The analytical validation requirements for NGS will vary based on the clinical application at issue, such as a mutation panel for a Mendelian disease versus transcriptome analysis.

Performance of, and coverage needs for, a given platform are likely to differ depending on:

  • the nucleic acid analyzed
  • the characteristics of the DNA regions and the type of variations interrogated
  • the relative allele proportions of particular variants
  • whether quantitative or qualitative results are desired

Flexibility and individualization is necessary in the development of validation protocols, guidelines, and controls on an application-by-application basis.

The test system, the analytical validity of the instrument and the performance of the bioinformatics software should be evaluated both independently and as a complete system.

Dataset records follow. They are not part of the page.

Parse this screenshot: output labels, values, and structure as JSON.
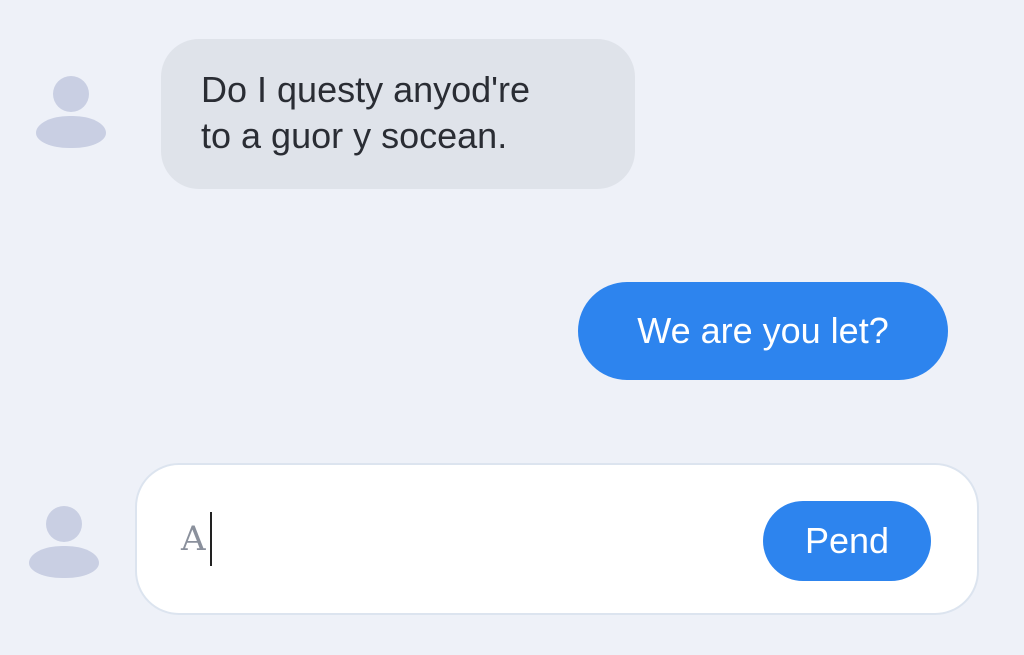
{
  "messages": [
    {
      "direction": "incoming",
      "lines": [
        "Do I questy anyod're",
        "to a guor y socean."
      ]
    },
    {
      "direction": "outgoing",
      "text": "We are you let?"
    }
  ],
  "composer": {
    "value": "A",
    "send_label": "Pend"
  },
  "icons": {
    "avatar": "user-avatar-icon"
  },
  "colors": {
    "background": "#eef1f8",
    "incoming_bubble": "#dfe3ea",
    "outgoing_bubble": "#2d84ee",
    "send_button": "#2d84ee",
    "avatar": "#c9cfe3"
  }
}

(read the entire release… )

Incoming search terms:

  • NGS for clinics
  • rna seq clinic

Date:                  Aug 25-26, 2011
Location:         Amsterdam Medical Centre, Amsterdam
Organizer:       NBIC & LUMC
Contact(s):      Dr. Celia van Gelder
Level:               PhD

NBIC and LUMC will organize a 2-day course on RNA-seq data analysis on August 25 and 26, 2011. The course will be hosted by Antoine van Kampen at the AMC, Amsterdam. The course will consist of seminars and hands-on R practicals and will focus on data preprocessing, quality control, and statistical methods for detection of differential gene expression. It will be an expert course and a follow-up course on the general NBIC NGS data analysis course (which will be given from 5-7 september 2011 in Leiden. Participants for the RNA-seq course should preferably have participated in the general NGS course or otherwise have ample experience with NGS technology. The course is aimed at PhD students and postdocs, but scientific programmers with some background in biology and bioinformatics may also attend.

Course topics:

  • RNA-seq experimental approaches
  • Alignment
  • Statistics for differential gene expression
  • eQTL analysis R packages for RNA-seq data analysis

Confirmed speakers:

Rutger Brouwer, Lude Franke, Jelle Goeman, Philip de Groot, Peter-Bram ‘t Hoen (course coordinator), Antoine van Kampen, Nagesha Rao, Marieke Simonis, Marcel Willemsen, Kai Ye, Erik van Zwet

(more info… )

If you’re new to RNA-Seq or computational Biology in general, here is a short presentation overview.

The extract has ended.